The SCA ruled that the failure to arrest and detain al-Bashir, to surrender him to the International Criminal Court (ICC) was unlawful. 

It further found that government erroneously relied on a proclamation to confer immunity on al-Bashir as a head of state. 
The Southern African Litigation Centre (SALC)  has welcomed the decision. 

Government last month appealed the High Court’s ruling that the adoption of the Rome Statute legally obligated South Africa to arrest al-Bashir when he visited the country last year.

The Sudanese president was in South Africa in June to attend the African Union (AU) Summit being held in Johannesburg.

He slipped out of the country in contravention of a court order

Al-Bashir is wanted by the ICC on charges including genocide and crimes against humanity. 

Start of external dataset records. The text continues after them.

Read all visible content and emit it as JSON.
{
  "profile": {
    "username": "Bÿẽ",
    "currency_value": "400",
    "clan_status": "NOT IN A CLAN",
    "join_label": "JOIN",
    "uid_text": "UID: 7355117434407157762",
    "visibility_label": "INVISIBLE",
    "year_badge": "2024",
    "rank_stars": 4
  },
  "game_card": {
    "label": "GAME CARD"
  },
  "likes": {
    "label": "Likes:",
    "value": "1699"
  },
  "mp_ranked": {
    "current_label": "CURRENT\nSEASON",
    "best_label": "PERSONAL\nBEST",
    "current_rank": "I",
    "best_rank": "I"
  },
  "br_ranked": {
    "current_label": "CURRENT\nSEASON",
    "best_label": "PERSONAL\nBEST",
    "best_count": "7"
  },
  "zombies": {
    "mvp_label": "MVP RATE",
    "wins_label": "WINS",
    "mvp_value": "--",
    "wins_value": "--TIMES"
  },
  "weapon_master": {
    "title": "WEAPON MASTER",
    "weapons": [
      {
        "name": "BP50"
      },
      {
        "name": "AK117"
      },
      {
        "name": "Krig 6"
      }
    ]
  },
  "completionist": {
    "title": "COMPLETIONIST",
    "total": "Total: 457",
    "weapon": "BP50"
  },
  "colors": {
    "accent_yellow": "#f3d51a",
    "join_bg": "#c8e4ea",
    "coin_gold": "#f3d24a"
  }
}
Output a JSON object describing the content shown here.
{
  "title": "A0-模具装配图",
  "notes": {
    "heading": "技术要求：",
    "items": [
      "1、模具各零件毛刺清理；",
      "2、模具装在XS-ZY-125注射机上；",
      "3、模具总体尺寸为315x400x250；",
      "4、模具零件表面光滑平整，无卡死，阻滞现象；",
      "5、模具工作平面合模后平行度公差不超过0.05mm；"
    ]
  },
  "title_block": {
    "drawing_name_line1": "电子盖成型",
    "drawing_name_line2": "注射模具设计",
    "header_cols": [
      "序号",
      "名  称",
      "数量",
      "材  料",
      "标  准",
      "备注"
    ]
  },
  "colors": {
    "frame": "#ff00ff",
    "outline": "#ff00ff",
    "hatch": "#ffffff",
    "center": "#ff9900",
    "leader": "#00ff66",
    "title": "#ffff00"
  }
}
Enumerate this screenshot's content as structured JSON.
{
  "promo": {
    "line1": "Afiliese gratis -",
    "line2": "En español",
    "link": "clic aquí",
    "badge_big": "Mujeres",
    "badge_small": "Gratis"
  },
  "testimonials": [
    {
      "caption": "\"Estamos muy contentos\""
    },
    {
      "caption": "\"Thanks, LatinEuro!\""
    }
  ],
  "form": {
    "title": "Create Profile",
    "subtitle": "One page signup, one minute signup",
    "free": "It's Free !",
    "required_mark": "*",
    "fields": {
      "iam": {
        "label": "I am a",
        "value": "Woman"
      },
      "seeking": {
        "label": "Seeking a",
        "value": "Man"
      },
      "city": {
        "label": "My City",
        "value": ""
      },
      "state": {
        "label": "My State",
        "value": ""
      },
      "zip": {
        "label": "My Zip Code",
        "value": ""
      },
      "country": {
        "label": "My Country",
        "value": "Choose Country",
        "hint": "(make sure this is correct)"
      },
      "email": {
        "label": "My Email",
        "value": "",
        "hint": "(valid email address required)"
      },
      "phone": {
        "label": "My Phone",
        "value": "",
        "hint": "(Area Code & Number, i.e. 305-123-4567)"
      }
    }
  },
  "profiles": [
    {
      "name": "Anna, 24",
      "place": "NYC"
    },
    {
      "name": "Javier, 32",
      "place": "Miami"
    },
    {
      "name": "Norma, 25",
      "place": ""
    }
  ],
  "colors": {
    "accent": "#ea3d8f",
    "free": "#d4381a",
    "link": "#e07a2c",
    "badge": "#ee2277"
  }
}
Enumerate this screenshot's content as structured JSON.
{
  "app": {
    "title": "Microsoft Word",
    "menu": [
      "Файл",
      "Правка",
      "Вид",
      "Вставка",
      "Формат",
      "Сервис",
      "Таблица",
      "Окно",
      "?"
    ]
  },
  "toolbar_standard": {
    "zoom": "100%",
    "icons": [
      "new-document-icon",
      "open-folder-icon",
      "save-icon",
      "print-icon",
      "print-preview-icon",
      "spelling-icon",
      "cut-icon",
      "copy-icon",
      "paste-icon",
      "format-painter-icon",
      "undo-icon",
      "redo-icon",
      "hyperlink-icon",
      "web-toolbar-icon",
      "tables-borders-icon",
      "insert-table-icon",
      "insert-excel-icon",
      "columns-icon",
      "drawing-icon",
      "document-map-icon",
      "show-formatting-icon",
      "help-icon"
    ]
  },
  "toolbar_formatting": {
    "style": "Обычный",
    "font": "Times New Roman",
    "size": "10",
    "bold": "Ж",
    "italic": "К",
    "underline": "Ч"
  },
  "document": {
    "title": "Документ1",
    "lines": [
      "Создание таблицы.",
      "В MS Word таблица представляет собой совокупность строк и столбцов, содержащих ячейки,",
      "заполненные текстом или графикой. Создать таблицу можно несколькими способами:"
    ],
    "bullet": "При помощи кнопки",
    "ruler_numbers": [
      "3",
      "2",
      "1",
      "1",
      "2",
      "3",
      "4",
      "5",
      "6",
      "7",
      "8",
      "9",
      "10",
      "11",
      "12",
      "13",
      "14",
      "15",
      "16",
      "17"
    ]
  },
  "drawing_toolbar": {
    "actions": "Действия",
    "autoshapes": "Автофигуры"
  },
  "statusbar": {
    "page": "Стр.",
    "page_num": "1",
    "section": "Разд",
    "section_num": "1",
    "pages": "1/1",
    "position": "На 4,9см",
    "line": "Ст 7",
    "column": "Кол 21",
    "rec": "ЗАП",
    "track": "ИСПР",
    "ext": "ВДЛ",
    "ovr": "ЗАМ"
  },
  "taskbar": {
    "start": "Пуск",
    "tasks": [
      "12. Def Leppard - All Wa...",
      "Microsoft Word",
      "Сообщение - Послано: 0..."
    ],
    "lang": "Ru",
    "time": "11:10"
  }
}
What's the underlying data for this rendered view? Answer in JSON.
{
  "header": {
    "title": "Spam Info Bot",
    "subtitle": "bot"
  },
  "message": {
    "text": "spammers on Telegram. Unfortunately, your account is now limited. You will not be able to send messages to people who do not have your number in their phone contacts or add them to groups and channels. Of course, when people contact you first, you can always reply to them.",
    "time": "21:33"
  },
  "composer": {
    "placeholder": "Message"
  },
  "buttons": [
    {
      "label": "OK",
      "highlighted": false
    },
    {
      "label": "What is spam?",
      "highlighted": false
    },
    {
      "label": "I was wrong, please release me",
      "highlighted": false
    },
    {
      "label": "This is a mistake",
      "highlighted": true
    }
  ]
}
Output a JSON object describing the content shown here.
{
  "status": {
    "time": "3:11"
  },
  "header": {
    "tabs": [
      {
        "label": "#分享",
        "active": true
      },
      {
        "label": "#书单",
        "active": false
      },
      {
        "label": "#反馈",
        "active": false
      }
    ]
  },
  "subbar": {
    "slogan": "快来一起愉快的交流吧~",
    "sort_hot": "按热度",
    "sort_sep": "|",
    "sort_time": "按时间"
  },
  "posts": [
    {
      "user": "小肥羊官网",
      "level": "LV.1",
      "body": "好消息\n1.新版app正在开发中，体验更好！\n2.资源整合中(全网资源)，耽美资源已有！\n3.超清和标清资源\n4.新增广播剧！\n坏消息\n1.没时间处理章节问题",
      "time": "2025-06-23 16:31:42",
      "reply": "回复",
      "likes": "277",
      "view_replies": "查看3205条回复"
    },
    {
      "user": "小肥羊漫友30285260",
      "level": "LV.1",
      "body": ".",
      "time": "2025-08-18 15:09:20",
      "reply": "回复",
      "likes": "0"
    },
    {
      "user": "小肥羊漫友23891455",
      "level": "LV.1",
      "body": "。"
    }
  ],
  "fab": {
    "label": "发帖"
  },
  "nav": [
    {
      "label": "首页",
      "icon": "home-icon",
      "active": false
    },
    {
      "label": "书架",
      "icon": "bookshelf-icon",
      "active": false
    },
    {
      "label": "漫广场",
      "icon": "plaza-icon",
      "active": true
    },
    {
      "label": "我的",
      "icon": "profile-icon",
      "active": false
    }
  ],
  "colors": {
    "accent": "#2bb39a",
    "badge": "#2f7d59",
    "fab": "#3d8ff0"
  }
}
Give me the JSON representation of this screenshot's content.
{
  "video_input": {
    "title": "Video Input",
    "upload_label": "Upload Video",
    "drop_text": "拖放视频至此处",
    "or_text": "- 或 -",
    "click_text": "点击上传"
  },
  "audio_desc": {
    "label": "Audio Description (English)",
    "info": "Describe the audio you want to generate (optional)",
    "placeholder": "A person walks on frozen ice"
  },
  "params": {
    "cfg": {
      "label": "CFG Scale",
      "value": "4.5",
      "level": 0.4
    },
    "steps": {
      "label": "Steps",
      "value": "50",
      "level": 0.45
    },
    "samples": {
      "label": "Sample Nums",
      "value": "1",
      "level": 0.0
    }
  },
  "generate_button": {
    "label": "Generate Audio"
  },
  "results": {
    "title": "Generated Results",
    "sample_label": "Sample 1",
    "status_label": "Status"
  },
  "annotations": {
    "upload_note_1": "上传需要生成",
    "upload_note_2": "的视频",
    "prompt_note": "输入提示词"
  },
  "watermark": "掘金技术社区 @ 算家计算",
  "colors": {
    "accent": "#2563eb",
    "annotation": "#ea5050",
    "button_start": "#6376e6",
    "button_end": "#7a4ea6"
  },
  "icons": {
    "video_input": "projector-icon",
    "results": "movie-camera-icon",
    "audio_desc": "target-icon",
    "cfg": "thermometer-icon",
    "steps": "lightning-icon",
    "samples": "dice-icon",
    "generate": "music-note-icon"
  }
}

The state argued that al-Bashir was protected from arrest by provisions of South Africa's Diplomatic Privileges and Immunities Act, because he is a sitting head of state.  

It further argued that there has been no development in international law that has abolished this interpretation. 

However, the SALC told the court that the legislation which implemented the Rome Statute placed an obligation on the state to execute the warrant of arrest. 

It added that the provisions are clear and are not trumped by the act. 

The Helen Suzman Foundation weighed in, arguing that the Constitution placed a further burden on the state to ensure those accused of crimes against humanity are brought to book.